Question

SUMMARY:

I have an application which consumes way more memory that it should (roughly about 250% of the expected amount) but I can't seem to find any memory leaks. Calling the same function (which does a lot of allocations) will keep increasing memory usage to some point and then it will not change and stay there.

PROGRAM DETAILS:

The application uses a quadtree data structure to store 'Points'. It is possible to specify the maximum number of points to be stored in memory (cache size). The 'Points' are stored in 'PointBuckets' (arrays of points linked to the leaf nodes of the quadtree) which, if the maximum total number of points in the quadtree is reached, are serialized and saved to temporary files, to be retrieved when needed. This all seems to work fine.

Now when a file is loaded a new Quadtree is created and the old one is deleted if it exists, then points are read from the file and inserted into the quadtree one by one. A lot of memory allocations take place as buckets are being created and deleted during node splitting etc.

SYMPTOMS:

If I load a file that is expected to use 300MB of memory once, I get the expected amount of memory consumed. All good. If I keep loading the same file over and over again the memory usage keeps growing (I'm looking at the RES column in top, Linux) till about 700MB. That could indicate a memory leak. However if I then keep loading the files still, memory consumption just stays at 700MB.

Another thing: When I use valgrind massif and look at the memory usage it always stays within expected limit. For example if I specify cache size to be 1.5 GB and run my program alone, it will eventually consume 4GB of memory. If I run it in massif, it will stay below 2GB for all the time and then in the produced graphs I'll be able to see that it in fact never allocated more then the expected 1.5GB. My naive assumption is that this happens because massif uses a custom memory pool which somehow prevents fragmentation.
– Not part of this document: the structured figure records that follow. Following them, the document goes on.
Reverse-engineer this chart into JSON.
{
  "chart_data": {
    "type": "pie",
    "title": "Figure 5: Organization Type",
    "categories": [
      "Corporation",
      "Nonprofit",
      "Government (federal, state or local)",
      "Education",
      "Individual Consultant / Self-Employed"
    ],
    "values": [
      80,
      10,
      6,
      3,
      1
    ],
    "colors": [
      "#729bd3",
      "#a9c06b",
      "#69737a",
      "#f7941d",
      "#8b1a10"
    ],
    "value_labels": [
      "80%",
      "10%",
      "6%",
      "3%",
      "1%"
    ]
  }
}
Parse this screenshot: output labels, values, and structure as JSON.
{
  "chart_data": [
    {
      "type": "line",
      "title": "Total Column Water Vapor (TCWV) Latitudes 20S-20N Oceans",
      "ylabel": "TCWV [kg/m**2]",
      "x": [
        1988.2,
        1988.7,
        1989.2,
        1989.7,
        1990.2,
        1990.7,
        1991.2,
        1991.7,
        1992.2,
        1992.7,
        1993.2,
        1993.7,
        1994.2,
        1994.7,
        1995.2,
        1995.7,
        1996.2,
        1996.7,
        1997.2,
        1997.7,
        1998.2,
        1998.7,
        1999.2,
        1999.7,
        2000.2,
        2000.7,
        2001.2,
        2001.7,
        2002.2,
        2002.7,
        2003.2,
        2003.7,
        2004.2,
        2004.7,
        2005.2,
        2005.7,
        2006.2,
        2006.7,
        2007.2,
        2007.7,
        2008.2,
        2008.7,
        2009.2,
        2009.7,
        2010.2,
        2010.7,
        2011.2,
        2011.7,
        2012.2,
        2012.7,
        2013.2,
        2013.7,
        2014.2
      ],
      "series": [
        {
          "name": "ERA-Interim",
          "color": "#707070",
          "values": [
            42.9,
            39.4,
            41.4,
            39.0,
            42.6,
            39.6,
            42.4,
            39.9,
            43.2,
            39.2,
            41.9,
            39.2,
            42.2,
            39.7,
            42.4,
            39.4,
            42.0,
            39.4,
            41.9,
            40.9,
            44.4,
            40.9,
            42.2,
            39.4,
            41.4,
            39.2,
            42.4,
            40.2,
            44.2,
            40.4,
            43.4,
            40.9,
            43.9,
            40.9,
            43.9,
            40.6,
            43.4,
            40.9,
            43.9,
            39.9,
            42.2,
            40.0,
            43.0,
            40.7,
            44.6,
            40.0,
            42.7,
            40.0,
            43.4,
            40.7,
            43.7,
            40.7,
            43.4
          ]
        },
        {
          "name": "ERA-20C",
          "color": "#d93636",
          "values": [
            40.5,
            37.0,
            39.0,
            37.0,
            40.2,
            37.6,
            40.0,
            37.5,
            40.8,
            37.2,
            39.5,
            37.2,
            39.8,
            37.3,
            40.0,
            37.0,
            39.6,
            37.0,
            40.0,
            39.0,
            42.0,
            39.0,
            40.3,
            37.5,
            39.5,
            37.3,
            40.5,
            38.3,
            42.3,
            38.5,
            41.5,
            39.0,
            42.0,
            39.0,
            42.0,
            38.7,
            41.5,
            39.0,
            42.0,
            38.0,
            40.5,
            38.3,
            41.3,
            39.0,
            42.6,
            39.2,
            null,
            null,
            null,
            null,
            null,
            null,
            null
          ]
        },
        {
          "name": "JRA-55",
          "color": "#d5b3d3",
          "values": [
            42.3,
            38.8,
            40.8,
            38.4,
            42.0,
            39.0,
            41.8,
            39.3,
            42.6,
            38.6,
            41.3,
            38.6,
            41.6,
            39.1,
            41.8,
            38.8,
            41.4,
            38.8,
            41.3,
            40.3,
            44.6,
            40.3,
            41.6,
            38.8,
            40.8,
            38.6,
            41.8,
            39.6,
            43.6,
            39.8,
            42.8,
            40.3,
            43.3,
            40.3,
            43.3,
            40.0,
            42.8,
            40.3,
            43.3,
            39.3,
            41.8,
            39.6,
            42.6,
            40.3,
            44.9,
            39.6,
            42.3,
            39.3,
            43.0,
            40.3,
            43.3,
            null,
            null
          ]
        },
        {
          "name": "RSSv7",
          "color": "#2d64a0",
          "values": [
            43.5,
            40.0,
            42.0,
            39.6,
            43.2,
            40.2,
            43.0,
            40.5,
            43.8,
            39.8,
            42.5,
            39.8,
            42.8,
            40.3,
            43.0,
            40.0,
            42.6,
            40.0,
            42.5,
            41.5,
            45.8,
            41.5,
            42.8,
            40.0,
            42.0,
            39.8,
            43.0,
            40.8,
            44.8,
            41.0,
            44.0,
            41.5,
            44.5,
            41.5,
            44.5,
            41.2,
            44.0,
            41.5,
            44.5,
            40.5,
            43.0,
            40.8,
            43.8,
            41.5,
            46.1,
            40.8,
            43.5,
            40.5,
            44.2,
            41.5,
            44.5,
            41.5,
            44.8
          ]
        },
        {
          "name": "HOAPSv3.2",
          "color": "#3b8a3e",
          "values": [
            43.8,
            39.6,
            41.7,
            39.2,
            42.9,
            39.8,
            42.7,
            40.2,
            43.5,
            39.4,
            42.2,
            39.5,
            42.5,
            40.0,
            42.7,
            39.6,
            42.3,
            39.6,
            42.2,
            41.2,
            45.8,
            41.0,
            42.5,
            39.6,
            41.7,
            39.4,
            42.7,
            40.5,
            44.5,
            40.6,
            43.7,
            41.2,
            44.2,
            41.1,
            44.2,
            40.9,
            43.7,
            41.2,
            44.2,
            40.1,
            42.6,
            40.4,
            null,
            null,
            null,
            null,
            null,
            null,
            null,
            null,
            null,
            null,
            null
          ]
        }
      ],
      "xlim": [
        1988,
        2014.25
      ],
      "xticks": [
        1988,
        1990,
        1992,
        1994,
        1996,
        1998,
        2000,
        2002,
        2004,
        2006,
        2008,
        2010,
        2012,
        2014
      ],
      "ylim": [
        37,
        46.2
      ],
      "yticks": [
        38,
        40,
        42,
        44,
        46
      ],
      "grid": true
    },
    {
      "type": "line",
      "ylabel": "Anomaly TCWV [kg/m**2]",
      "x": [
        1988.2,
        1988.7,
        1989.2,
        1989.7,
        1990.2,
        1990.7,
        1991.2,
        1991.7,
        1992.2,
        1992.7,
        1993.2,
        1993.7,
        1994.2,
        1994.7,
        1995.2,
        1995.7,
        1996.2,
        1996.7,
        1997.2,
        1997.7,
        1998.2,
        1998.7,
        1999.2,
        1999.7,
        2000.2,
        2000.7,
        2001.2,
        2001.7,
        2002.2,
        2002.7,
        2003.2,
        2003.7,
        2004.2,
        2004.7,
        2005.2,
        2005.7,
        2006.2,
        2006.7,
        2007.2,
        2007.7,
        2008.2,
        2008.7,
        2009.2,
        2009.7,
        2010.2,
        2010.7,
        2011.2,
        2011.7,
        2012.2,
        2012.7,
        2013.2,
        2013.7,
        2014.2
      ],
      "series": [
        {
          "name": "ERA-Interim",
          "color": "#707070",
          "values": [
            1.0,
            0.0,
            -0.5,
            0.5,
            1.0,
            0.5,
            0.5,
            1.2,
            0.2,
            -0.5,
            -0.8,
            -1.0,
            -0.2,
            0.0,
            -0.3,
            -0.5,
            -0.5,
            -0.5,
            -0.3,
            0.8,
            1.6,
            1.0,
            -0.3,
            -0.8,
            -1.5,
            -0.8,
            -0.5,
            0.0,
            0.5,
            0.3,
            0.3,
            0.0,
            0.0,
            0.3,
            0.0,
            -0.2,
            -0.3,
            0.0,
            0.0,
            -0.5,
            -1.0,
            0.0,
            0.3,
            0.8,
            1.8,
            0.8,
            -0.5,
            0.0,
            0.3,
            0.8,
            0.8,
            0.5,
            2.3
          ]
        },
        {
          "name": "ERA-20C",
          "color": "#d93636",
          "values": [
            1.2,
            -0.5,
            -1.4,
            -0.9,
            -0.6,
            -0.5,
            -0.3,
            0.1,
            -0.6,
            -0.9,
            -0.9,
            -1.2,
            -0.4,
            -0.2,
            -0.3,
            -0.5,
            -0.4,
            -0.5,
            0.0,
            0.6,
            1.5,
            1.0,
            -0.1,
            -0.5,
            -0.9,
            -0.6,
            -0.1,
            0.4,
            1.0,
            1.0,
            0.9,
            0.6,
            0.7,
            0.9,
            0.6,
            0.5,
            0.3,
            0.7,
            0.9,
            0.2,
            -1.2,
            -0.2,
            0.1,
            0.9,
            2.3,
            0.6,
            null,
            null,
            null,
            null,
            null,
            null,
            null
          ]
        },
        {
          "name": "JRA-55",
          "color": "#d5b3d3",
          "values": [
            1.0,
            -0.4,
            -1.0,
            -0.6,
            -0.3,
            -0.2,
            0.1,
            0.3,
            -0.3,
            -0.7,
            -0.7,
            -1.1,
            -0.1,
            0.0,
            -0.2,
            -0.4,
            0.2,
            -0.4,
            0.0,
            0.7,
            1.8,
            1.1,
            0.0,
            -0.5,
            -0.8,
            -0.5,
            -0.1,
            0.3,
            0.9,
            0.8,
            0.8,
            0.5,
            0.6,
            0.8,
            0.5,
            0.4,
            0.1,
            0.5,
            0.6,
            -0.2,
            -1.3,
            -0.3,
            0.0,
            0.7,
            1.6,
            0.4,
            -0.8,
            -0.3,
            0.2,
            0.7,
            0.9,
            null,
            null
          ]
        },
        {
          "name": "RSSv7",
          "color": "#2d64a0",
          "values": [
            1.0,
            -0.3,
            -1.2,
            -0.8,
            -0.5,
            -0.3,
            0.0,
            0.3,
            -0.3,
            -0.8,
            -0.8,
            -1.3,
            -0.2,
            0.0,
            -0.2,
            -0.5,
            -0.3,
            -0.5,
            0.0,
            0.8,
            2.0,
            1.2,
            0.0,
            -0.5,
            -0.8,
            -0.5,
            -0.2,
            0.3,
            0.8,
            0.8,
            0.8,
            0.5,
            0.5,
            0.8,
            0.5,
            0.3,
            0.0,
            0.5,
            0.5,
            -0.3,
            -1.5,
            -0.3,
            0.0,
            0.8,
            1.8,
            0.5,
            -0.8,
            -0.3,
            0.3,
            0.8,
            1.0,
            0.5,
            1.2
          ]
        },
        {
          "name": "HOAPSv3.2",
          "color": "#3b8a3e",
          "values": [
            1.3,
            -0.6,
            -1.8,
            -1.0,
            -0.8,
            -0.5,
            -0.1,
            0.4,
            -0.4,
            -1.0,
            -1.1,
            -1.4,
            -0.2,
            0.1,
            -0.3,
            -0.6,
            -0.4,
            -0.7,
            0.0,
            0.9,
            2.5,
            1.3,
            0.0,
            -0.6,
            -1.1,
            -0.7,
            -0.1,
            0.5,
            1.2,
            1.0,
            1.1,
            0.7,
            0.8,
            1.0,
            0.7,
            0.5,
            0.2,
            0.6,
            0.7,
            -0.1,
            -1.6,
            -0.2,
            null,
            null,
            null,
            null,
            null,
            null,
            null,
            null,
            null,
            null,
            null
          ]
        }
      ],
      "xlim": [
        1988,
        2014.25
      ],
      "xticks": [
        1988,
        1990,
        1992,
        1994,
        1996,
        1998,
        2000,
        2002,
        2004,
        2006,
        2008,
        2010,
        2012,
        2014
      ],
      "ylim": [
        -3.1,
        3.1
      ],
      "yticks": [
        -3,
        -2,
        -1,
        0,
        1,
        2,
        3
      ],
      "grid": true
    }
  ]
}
So what do you think is going on here? What kind of solution should I look for to solve this issue, if it is memory fragmentation?

Was it helpful?

Solution

I'd put it more at simple allocator and OS caching behaviours. They retain memory you allocated instead of freeing it so that it can be returned to you in a more prompt fashion the next time you request it. However, 250% does sound like a lot for this kind of effect- you could be looking at fragmentation problems.

Try swapping your allocator for a fragmentation-free allocator like object pool or memory arena.